De très nombreux slogans résument bien le mécontentement. «En colère, volés et trahis, voilà pourquoi nous sommes ici!», «Qui croit encore ces gens?», ou un explicite «F*** ce gouvernement!».Tout à l’avant du cortège, les agriculteurs et les dockers ouvrent la marche. Plus loin derrière, plusieurs associations de femmes sont là également. Une évidence pour elles, comme elles l’ont rappelé: «Les mesures d’austérité précarisent encore plus les femmes.» Et les jeunes sont partout. Les sans-papiers sont également nombreux. Jules, originaire du Cameroun, venu de Liège: «On se soutient entre travailleurs. Le gouvernement s’en prend à nous, les sans-papiers, mais aussi à tous les autres travailleurs. On est là aujourd’hui pour dire que nous ne sommes pas divisés. Et notre combat aujourd’hui se fait pour l’emploi. Car, avec ou sans papiers, s’il n’y a pas d’emploi…»

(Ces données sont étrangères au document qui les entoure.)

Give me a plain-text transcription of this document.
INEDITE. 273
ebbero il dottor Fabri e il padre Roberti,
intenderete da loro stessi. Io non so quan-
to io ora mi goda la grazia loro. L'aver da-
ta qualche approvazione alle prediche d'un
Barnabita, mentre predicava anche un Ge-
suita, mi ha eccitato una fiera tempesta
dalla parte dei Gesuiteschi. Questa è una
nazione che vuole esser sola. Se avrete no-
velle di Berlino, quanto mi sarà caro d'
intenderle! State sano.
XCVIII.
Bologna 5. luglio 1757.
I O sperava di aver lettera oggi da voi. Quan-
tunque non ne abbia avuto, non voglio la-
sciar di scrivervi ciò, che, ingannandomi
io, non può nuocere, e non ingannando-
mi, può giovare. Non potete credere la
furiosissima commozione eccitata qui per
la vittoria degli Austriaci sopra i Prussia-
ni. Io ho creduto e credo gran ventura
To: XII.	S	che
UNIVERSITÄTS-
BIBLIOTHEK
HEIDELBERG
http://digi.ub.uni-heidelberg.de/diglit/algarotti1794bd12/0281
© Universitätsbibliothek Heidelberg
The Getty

Parmi les innombrables manifestants, impossible de ne pas voir les drapeaux des mouvements citoyens Hart boven Hard-Tout Autre Chose (HBC-TAC). Leurs pancartes expliquent dans les deux langues pourquoi travailler moins longtemps est une bonne idée: «Pour vivre mieux» ou «Il y a alors du travail pour tout le monde». Sous un drapeau, on voit une banderole de Ons Gedacht, une association qui donne la parole aux pauvres. «Nous constatons que la pauvreté continue à augmenter, et nous voyons de plus en plus de gens qui n’arrivent plus à sen sortir», racontent Famke, Joke et Kim. Ils se retrouvent complètement dans le mécontentement et la colère qui s’exprime haut et clair autour d’eux. La diversité dans le mouvement HBC-TAC est d’ailleurs énorme. A côté des organisations de lutte contre la pauvreté, on voit le mouvement pour la paix, des réfugiés, des artistes, des agriculteurs, des enseignants… Sur le trottoir, nous discutons avec Jozefien. Elle nous explique: «Tous les secteurs comme la culture, l’enseignement, les soins… sont touchés par les choix politiques qui sont faits par ce gouvernement. Comme je travaille près d’ici, durant ma pause de midi je voulais venir en signe de soutien aux manifestants.» Autre rencontre hors des groupes structurés, le chroniqueur/humoriste Guillermo Guiz. «Cela fait longtemps que je ne suis plus venu manifester. Mais là, j’en avais marre de ne faire que dénoncer les mesures du gouvernement de droite sur Facebook. Aujourd’hui, je suis venu pour qu’il y ait deux pieds et un corps en plus. Je ne venais plus manifester car j’avais l’impression de pisser dans un violon. Mais là, toutes ces mesures sont indigestes. Faut se bouger!»

Continuer la pression

La manifestation se termine à la gare du Midi, où les présidents des syndicats prennent la parole. «Nous ne pouvons pas nous laisser gagner par la peur, souligne Rudy De Leeuw, de la FGTB. Ce ne sont pas les réfugiés qui sont le plus grand danger pour notre sécurité sociale, mais le gouvernement Michel, qui ne nous a rien apporté d’autre que de la misère. Ce gouvernement fait une priorité de ménager les riches!»«Nous continuerons notre pression jusqu’à ce qu’elle ne soit plus soutenable. Notre résistance se poursuivra aussi longtemps que nécessaire», a déclaré Marc Leemans, de la CSC.